HET WERKSTUK MET DE AARDE VERBINDEN
Wanneer het werkstuk niet met de aarde verbonden is om
reden van elektrische veiligheid of wegens de afmetingen en de
positie kan het met de aarde verbinden van het werkstuk de
straling verminderen. Wel moet men er op letten dat door het
werkstuk te aarden dit geen aanleiding mag geven tot verhoogd
risico op ongevallen voor de operator nog tot beschadiging van
andere elektrische apparaten. Respecteer de nationale
voorschriften inzake het met de aarde verbinden.
AFSCHERMING
Het selectief afschermen van andere kabels en toestellen in de
omgeving van de arbeidszone kan de interferenties verminderen.

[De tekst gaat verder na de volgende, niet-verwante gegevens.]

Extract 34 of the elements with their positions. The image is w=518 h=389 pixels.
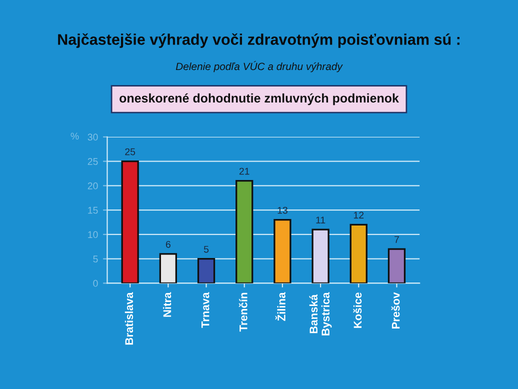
bar — [121, 160, 139, 284]
data-label: 11 — [316, 216, 326, 224]
y-tick-label: 5 — [93, 256, 98, 262]
x-tick-label: Banská Bystrica — [309, 292, 332, 336]
bar — [274, 218, 292, 284]
chart-subtitle: Delenie podľa VÚC a druhu výhrady — [176, 60, 343, 72]
data-label: 6 — [166, 240, 170, 248]
y-tick-label: 30 — [88, 134, 98, 141]
bar — [350, 224, 368, 284]
data-label: 12 — [354, 212, 364, 218]
x-tick-label: Trenčín — [238, 292, 248, 332]
x-tick-label: Nitra — [162, 292, 172, 317]
y-tick-label: 25 — [88, 158, 98, 165]
x-tick-label: Košice — [353, 292, 362, 328]
bar — [197, 258, 216, 284]
x-tick-label: Žilina — [275, 292, 286, 321]
data-label: 5 — [204, 246, 209, 253]
bar — [159, 253, 178, 284]
bar — [236, 180, 254, 284]
y-tick-label: 0 — [93, 280, 98, 287]
data-label: 21 — [239, 168, 250, 175]
x-tick-label: Trnava — [201, 292, 210, 328]
y-tick-label: 15 — [88, 206, 98, 214]
data-label: 25 — [125, 148, 136, 156]
data-label: 7 — [394, 236, 399, 243]
y-tick-label: 20 — [88, 182, 98, 190]
y-tick-label: 10 — [88, 231, 98, 238]
y-axis-title: % — [70, 132, 79, 140]
chart-title: Najčastejšie výhrady voči zdravotným poisťovniam sú : — [58, 33, 460, 48]
x-tick-label: Bratislava — [124, 292, 134, 345]
bar — [388, 248, 406, 284]
x-tick-label: Prešov — [391, 292, 400, 329]
bar — [312, 228, 330, 284]
text: oneskorené dohodnutie zmluvných podmienok — [120, 93, 399, 106]
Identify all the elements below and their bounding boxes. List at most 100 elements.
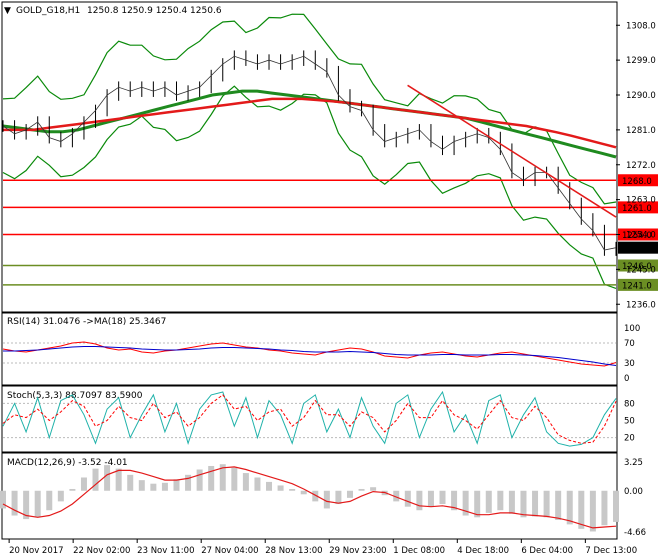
current-price-label: 1250.6	[622, 244, 652, 254]
macd-histogram-bar	[393, 490, 400, 502]
macd-histogram-bar	[0, 490, 6, 509]
level-label-1: 1261.0	[622, 204, 652, 214]
rsi-tick-label: 70	[624, 339, 635, 349]
stoch-series-1	[2, 394, 617, 444]
price-tick-label: 1290.0	[626, 91, 656, 101]
x-tick-label: 22 Nov 02:00	[73, 546, 130, 556]
macd-histogram-bar	[115, 468, 122, 491]
x-tick-label: 4 Dec 18:00	[457, 546, 509, 556]
price-panel	[2, 13, 617, 289]
macd-histogram-bar	[34, 490, 41, 518]
stoch-header: Stoch(5,3,3) 88.7097 83.5900	[7, 391, 143, 401]
stoch-panel-frame	[1, 385, 618, 453]
macd-histogram-bar	[404, 490, 411, 507]
macd-histogram-bar	[289, 488, 296, 491]
macd-histogram-bar	[185, 474, 192, 491]
macd-histogram-bar	[555, 490, 562, 520]
price-tick-label: 1272.0	[626, 161, 656, 171]
rsi-tick-label: 100	[624, 324, 640, 334]
macd-histogram-bar	[254, 477, 261, 491]
macd-histogram-bar	[613, 490, 619, 522]
macd-histogram-bar	[532, 490, 539, 517]
ohlc-readout: 1250.8 1250.9 1250.4 1250.6	[87, 6, 222, 16]
macd-histogram-bar	[80, 477, 87, 491]
x-tick-label: 28 Nov 13:00	[265, 546, 322, 556]
close-line	[2, 55, 617, 251]
level-label-2: 1254.0	[622, 231, 652, 241]
price-panel-frame	[1, 1, 618, 313]
price-tick-label: 1245.0	[626, 265, 656, 275]
macd-tick-label: -4.66	[624, 528, 646, 538]
rsi-panel-frame	[1, 312, 618, 386]
macd-panel	[0, 464, 619, 532]
macd-histogram-bar	[566, 490, 573, 525]
macd-histogram-bar	[508, 490, 515, 514]
macd-histogram-bar	[416, 490, 423, 511]
axes: 1268.0 1261.0 1254.0 1246.0 1241.0 1308.0 1299…	[8, 21, 658, 556]
macd-histogram-bar	[589, 490, 596, 532]
macd-histogram-bar	[208, 465, 215, 491]
level-tag-2	[618, 228, 658, 241]
x-tick-label: 1 Dec 08:00	[393, 546, 445, 556]
level-label-0: 1268.0	[622, 177, 652, 187]
macd-histogram-bar	[92, 468, 99, 491]
chart-menu-icon[interactable]: ▼	[4, 6, 11, 16]
macd-histogram-bar	[11, 490, 18, 516]
price-tick-label: 1299.0	[626, 56, 656, 66]
sma-red-line	[3, 97, 617, 149]
macd-signal-line	[2, 466, 617, 529]
rsi-header: RSI(14) 31.0476 ->MA(18) 25.3467	[7, 317, 166, 327]
macd-histogram-bar	[242, 473, 249, 491]
stoch-series-0	[2, 390, 617, 447]
macd-histogram-bar	[439, 490, 446, 505]
macd-histogram-bar	[231, 467, 238, 491]
macd-histogram-bar	[127, 474, 134, 491]
level-tag-1	[618, 201, 658, 214]
rsi-tick-label: 30	[624, 359, 635, 369]
level-label-3: 1246.0	[622, 262, 652, 272]
stoch-tick-label: 50	[624, 417, 635, 427]
macd-histogram-bar	[161, 482, 168, 491]
macd-histogram-bar	[335, 490, 342, 505]
macd-histogram-bar	[196, 469, 203, 491]
symbol-label: GOLD_G18,H1	[16, 6, 80, 16]
x-tick-label: 20 Nov 2017	[9, 546, 63, 556]
macd-histogram-bar	[312, 490, 319, 502]
macd-histogram-bar	[104, 465, 111, 491]
x-tick-label: 23 Nov 11:00	[137, 546, 194, 556]
macd-histogram-bar	[520, 490, 527, 518]
macd-histogram-bar	[277, 485, 284, 491]
price-tick-label: 1236.0	[626, 300, 656, 310]
x-tick-label: 6 Dec 04:00	[521, 546, 573, 556]
macd-tick-label: 0.00	[624, 487, 643, 497]
macd-histogram-bar	[358, 488, 365, 491]
macd-histogram-bar	[266, 481, 273, 491]
macd-histogram-bar	[474, 490, 481, 518]
macd-histogram-bar	[578, 490, 585, 529]
trend-line	[407, 84, 617, 218]
macd-histogram-bar	[57, 490, 64, 502]
price-tick-label: 1254.0	[626, 231, 656, 241]
price-tick-label: 1281.0	[626, 126, 656, 136]
price-tick-label: 1308.0	[626, 21, 656, 31]
stoch-tick-label: 20	[624, 434, 635, 444]
level-tag-0	[618, 174, 658, 187]
stoch-tick-label: 80	[624, 399, 635, 409]
macd-histogram-bar	[138, 480, 145, 491]
macd-histogram-bar	[150, 483, 157, 491]
macd-histogram-bar	[427, 490, 434, 507]
x-tick-label: 29 Nov 23:00	[329, 546, 386, 556]
macd-histogram-bar	[323, 490, 330, 509]
x-tick-label: 7 Dec 13:00	[585, 546, 637, 556]
macd-histogram-bar	[497, 490, 504, 511]
level-tag-3	[618, 259, 658, 272]
rsi-tick-label: 0	[624, 374, 629, 384]
level-tag-4	[618, 278, 658, 291]
macd-histogram-bar	[173, 479, 180, 491]
macd-histogram-bar	[462, 490, 469, 516]
macd-histogram-bar	[451, 490, 458, 511]
macd-histogram-bar	[543, 490, 550, 518]
macd-histogram-bar	[370, 487, 377, 491]
macd-histogram-bar	[346, 490, 353, 498]
macd-histogram-bar	[69, 488, 76, 491]
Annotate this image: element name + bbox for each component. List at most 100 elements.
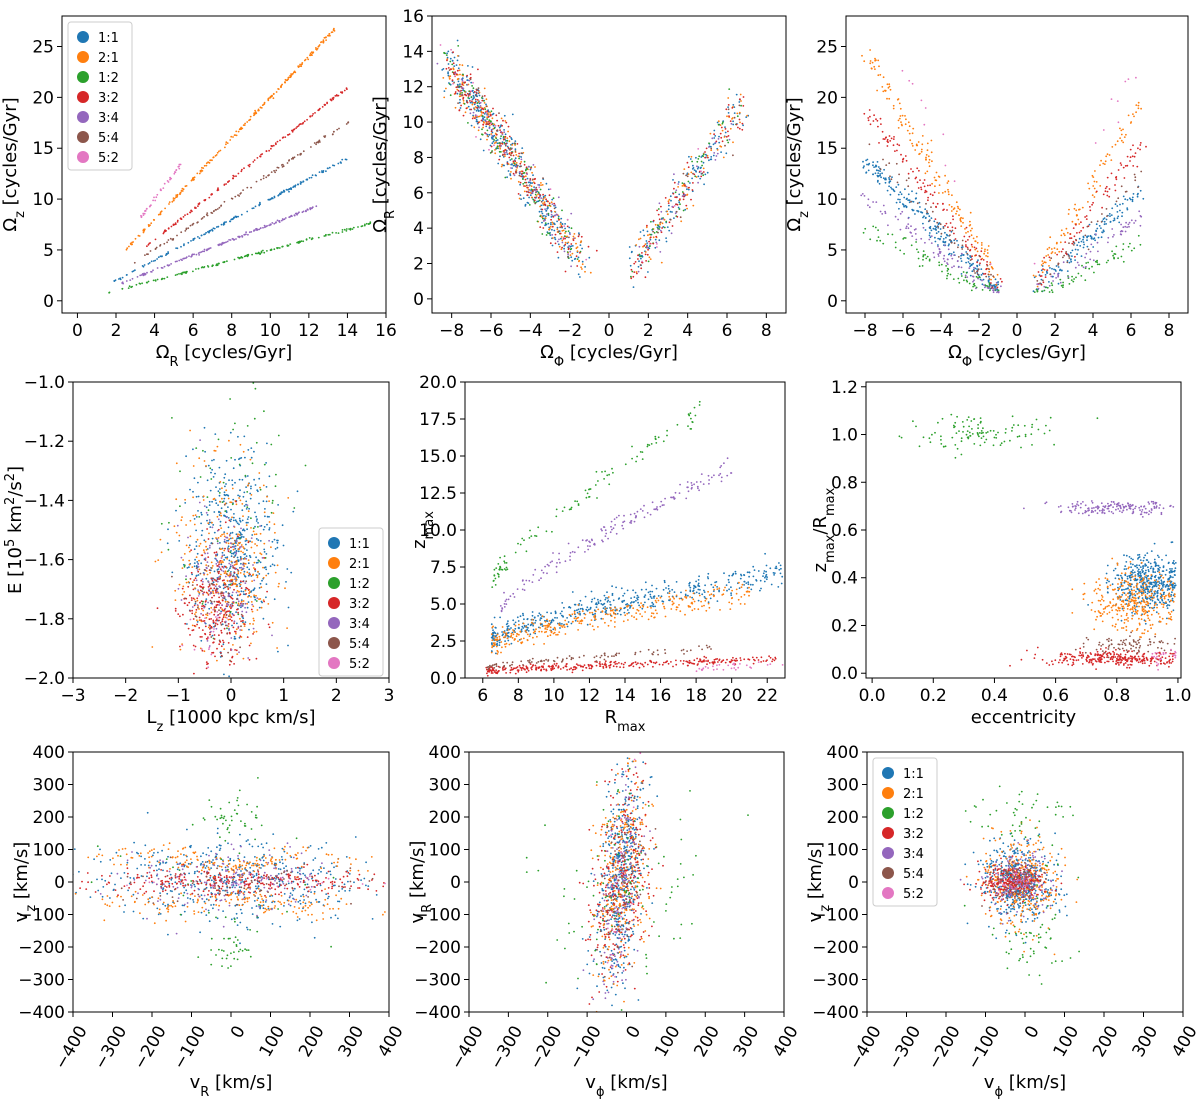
scatter-point xyxy=(911,235,914,238)
scatter-point xyxy=(165,252,168,255)
scatter-point xyxy=(1037,287,1040,290)
scatter-point xyxy=(211,159,213,162)
scatter-point xyxy=(936,221,939,224)
scatter-point xyxy=(445,87,447,90)
scatter-point xyxy=(942,133,945,136)
scatter-point xyxy=(1040,269,1043,272)
scatter-point xyxy=(168,521,170,524)
scatter-point xyxy=(727,97,730,99)
scatter-point xyxy=(472,81,474,84)
scatter-point xyxy=(934,228,937,231)
scatter-point xyxy=(564,270,567,273)
scatter-point xyxy=(317,109,320,111)
scatter-point xyxy=(570,227,573,230)
scatter-point xyxy=(458,63,461,66)
scatter-point xyxy=(683,168,686,171)
scatter-point xyxy=(174,260,177,263)
scatter-point xyxy=(451,63,454,66)
scatter-point xyxy=(455,86,458,89)
scatter-point xyxy=(251,462,254,465)
scatter-point xyxy=(714,159,717,161)
scatter-point xyxy=(257,570,259,573)
scatter-point xyxy=(261,579,263,582)
scatter-point xyxy=(578,233,581,236)
scatter-point xyxy=(965,251,968,253)
scatter-point xyxy=(955,201,958,204)
scatter-point xyxy=(505,140,507,142)
scatter-point xyxy=(287,133,290,136)
scatter-point xyxy=(331,97,334,100)
scatter-point xyxy=(723,136,726,138)
scatter-point xyxy=(1142,197,1145,200)
scatter-point xyxy=(526,186,529,189)
scatter-point xyxy=(230,580,233,582)
scatter-point xyxy=(255,657,258,660)
scatter-point xyxy=(1063,254,1065,257)
scatter-point xyxy=(737,126,739,129)
scatter-point xyxy=(514,157,517,160)
scatter-point xyxy=(669,195,672,198)
scatter-point xyxy=(972,285,974,288)
scatter-point xyxy=(457,77,460,80)
scatter-point xyxy=(154,560,157,563)
scatter-point xyxy=(934,185,936,188)
scatter-point xyxy=(262,576,265,579)
scatter-point xyxy=(292,128,295,131)
scatter-point xyxy=(1120,139,1123,142)
scatter-point xyxy=(1131,198,1134,201)
scatter-point xyxy=(910,244,913,247)
scatter-point xyxy=(941,270,943,273)
scatter-point xyxy=(500,151,502,153)
scatter-point xyxy=(886,145,889,147)
scatter-point xyxy=(957,277,960,280)
scatter-point xyxy=(235,563,238,566)
scatter-point xyxy=(676,215,679,218)
scatter-point xyxy=(1043,289,1046,292)
scatter-point xyxy=(191,224,194,226)
scatter-point xyxy=(986,252,989,254)
scatter-point xyxy=(670,199,672,202)
scatter-point xyxy=(540,197,543,200)
scatter-point xyxy=(327,34,329,37)
scatter-point xyxy=(473,91,476,93)
scatter-point xyxy=(938,248,941,251)
scatter-point xyxy=(275,473,277,476)
scatter-point xyxy=(1089,206,1091,208)
scatter-point xyxy=(221,618,224,621)
scatter-point xyxy=(277,166,280,169)
scatter-point xyxy=(1102,229,1105,232)
scatter-point xyxy=(279,139,281,142)
scatter-point xyxy=(1080,275,1083,277)
scatter-point xyxy=(659,221,662,224)
scatter-point xyxy=(242,495,245,498)
x-tick-label: −6 xyxy=(890,321,915,341)
legend-label: 1:1 xyxy=(98,31,119,46)
scatter-point xyxy=(534,166,536,168)
scatter-point xyxy=(1033,262,1036,265)
scatter-point xyxy=(228,479,230,482)
scatter-point xyxy=(329,98,332,101)
scatter-point xyxy=(201,583,204,586)
scatter-point xyxy=(537,193,539,196)
scatter-point xyxy=(503,131,506,134)
scatter-point xyxy=(1138,210,1141,213)
scatter-point xyxy=(201,607,203,610)
scatter-point xyxy=(708,159,710,162)
scatter-point xyxy=(202,609,205,612)
scatter-point xyxy=(906,129,909,132)
scatter-point xyxy=(540,200,543,203)
scatter-point xyxy=(908,79,911,82)
scatter-point xyxy=(1134,176,1137,179)
scatter-point xyxy=(544,219,546,222)
scatter-point xyxy=(274,531,276,534)
scatter-point xyxy=(223,497,226,500)
scatter-point xyxy=(1094,233,1097,236)
scatter-point xyxy=(982,278,985,281)
scatter-point xyxy=(888,178,891,181)
scatter-point xyxy=(974,240,977,243)
scatter-point xyxy=(547,222,550,225)
scatter-point xyxy=(490,136,493,139)
scatter-point xyxy=(954,238,957,240)
scatter-point xyxy=(949,234,951,237)
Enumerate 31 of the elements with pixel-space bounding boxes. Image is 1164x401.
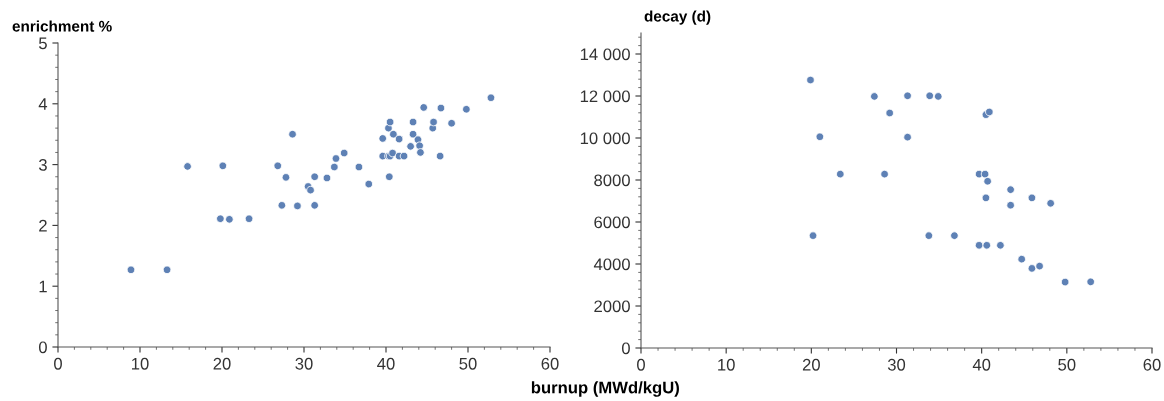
y-tick-label: 4 bbox=[38, 98, 48, 110]
x-tick-label: 40 bbox=[972, 358, 991, 371]
y-tick-label: 8000 bbox=[594, 174, 630, 187]
x-tick-label: 20 bbox=[213, 357, 231, 370]
y-axis-title: enrichment % bbox=[12, 20, 112, 32]
x-tick-label: 0 bbox=[637, 358, 645, 371]
y-tick-label: 2000 bbox=[594, 300, 630, 313]
y-tick-label: 4000 bbox=[593, 258, 630, 271]
x-tick-label: 0 bbox=[54, 357, 62, 370]
x-tick-label: 40 bbox=[377, 357, 395, 370]
y-tick-label: 6000 bbox=[594, 216, 630, 229]
x-tick-label: 60 bbox=[541, 357, 559, 370]
y-tick-label: 2 bbox=[39, 219, 47, 232]
x-tick-label: 10 bbox=[132, 357, 149, 370]
y-axis-title: decay (d) bbox=[644, 10, 711, 25]
y-tick-label: 1 bbox=[39, 280, 47, 293]
x-tick-label: 30 bbox=[887, 358, 906, 371]
y-tick-label: 0 bbox=[621, 342, 630, 355]
x-axis-title: burnup (MWd/kgU) bbox=[531, 381, 679, 397]
x-tick-label: 30 bbox=[295, 357, 313, 370]
y-tick-label: 0 bbox=[38, 341, 47, 354]
y-tick-label: 14 000 bbox=[580, 48, 630, 61]
y-tick-label: 12 000 bbox=[580, 90, 630, 103]
y-tick-label: 10 000 bbox=[580, 132, 630, 145]
y-tick-label: 3 bbox=[38, 159, 47, 171]
x-tick-label: 20 bbox=[802, 358, 820, 371]
y-tick-label: 5 bbox=[38, 37, 47, 50]
x-tick-label: 10 bbox=[718, 358, 735, 371]
x-tick-label: 50 bbox=[459, 357, 477, 370]
x-tick-label: 50 bbox=[1058, 358, 1076, 371]
x-tick-label: 60 bbox=[1143, 358, 1161, 371]
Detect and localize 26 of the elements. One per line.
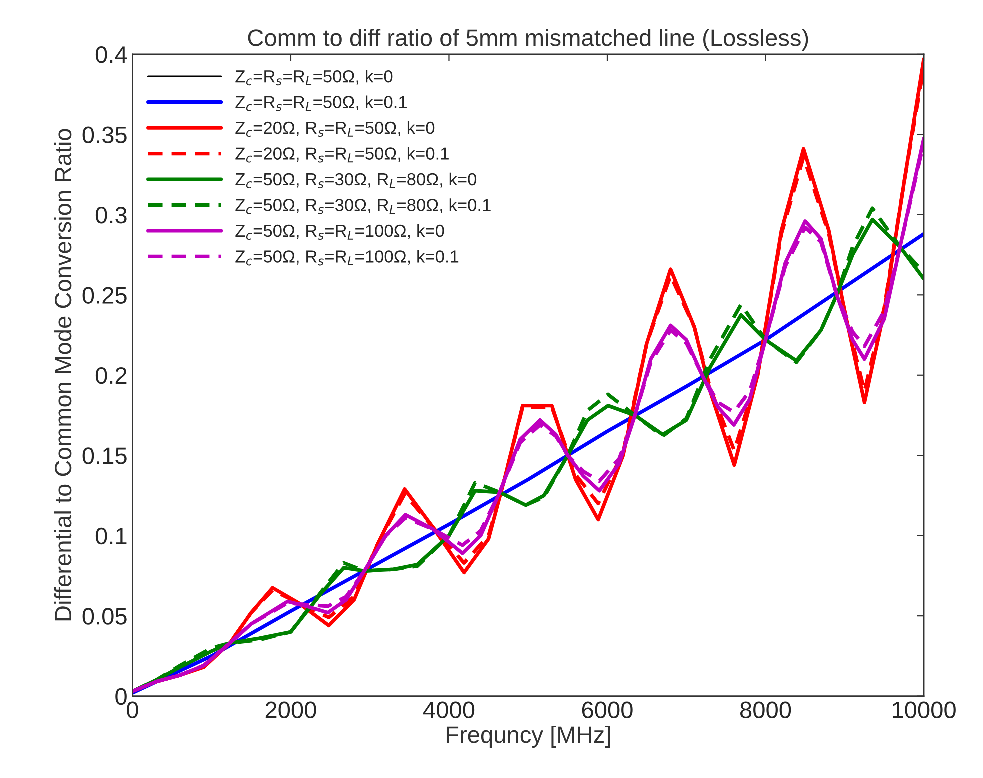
x-tick-label: 4000: [424, 702, 475, 719]
legend-label: Z$_{c}$=50Ω, R$_{s}$=R$_{L}$=100Ω, k=0: [236, 224, 444, 240]
x-axis-title: Frequncy [MHz]: [446, 726, 610, 748]
x-tick-label: 2000: [266, 702, 316, 719]
legend-label: Z$_{c}$=R$_{s}$=R$_{L}$=50Ω, k=0: [236, 70, 393, 86]
x-tick-label: 10000: [892, 702, 956, 719]
x-tick-label: 8000: [740, 702, 792, 719]
legend-label: Z$_{c}$=50Ω, R$_{s}$=30Ω, R$_{L}$=80Ω, k=0: [236, 172, 477, 189]
y-tick-label: 0.25: [82, 287, 127, 304]
legend-label: Z$_{c}$=20Ω, R$_{s}$=R$_{L}$=50Ω, k=0: [236, 121, 435, 138]
y-tick-label: 0: [116, 688, 127, 706]
y-tick-label: 0.4: [96, 46, 128, 64]
legend-label: Z$_{c}$=50Ω, R$_{s}$=30Ω, R$_{L}$=80Ω, k=0.1: [236, 198, 491, 214]
x-tick-label: 0: [127, 702, 138, 719]
y-tick-label: 0.15: [82, 448, 127, 464]
y-axis-title: Differential to Common Mode Conversion Ratio: [54, 129, 72, 621]
y-tick-label: 0.1: [96, 528, 127, 545]
x-tick-label: 6000: [582, 702, 633, 719]
y-tick-label: 0.3: [96, 206, 127, 224]
y-tick-label: 0.35: [82, 126, 127, 144]
y-tick-label: 0.05: [82, 608, 127, 625]
legend-label: Z$_{c}$=R$_{s}$=R$_{L}$=50Ω, k=0.1: [236, 96, 407, 112]
legend-label: Z$_{c}$=50Ω, R$_{s}$=R$_{L}$=100Ω, k=0.1: [236, 250, 459, 266]
y-tick-label: 0.2: [96, 367, 127, 384]
legend-label: Z$_{c}$=20Ω, R$_{s}$=R$_{L}$=50Ω, k=0.1: [236, 147, 449, 163]
chart-title: Comm to diff ratio of 5mm mismatched line (Lossless): [248, 29, 808, 52]
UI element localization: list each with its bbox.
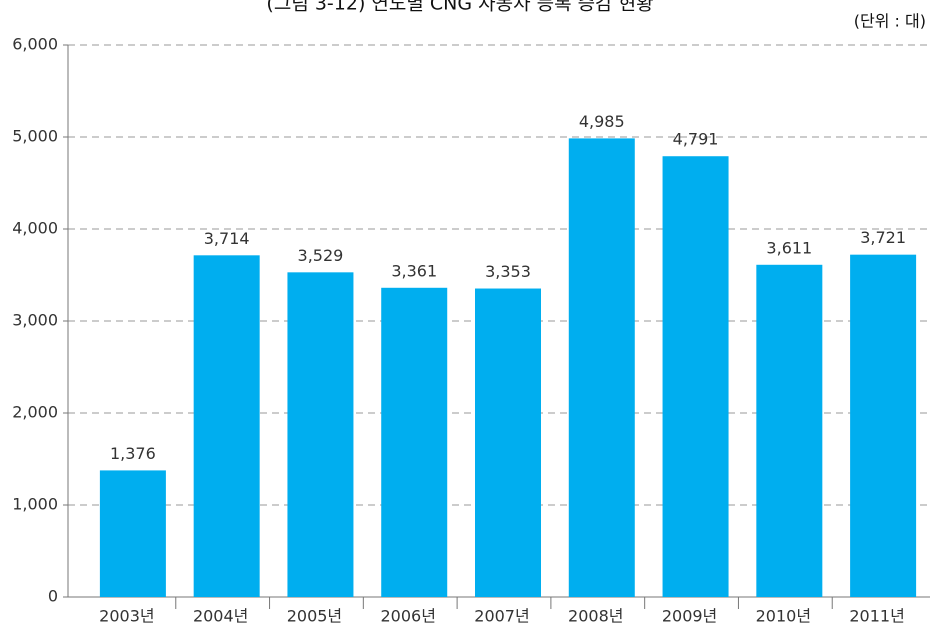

Voor speciale toepassingen kan overwogen worden om de ganse
lasinrichting af te schermen.
1.5 Beveiligingsgraad IP
IP23S
- Kast voorkomt dat gevaarlijke onderdelen met de vingers of
voorwerpen met een diameter tot 12.5mm kunnen worden
aangeraakt.
- De kast beschermt tegen inregenen tot een hoek van 60° in
verticale stand.
- De kast beschermt tegen de gevolgen van binnen druppelend
water als de machine niet aanstaat.
2 INSTALLATIE
2.1 Wijze van optillen, transport en lossen
Het gewicht van het apparaat niet onderschatten,
(zie technische kenmerken).
De last nooit laten bewegen of laten hangen
boven personen of voorwerpen.
Het apparaat nooit laten vallen of bruusk neerzet-
ten.
- De installatie is voorzien van een handgreep waarmee hij met
de hand verplaatst kan worden.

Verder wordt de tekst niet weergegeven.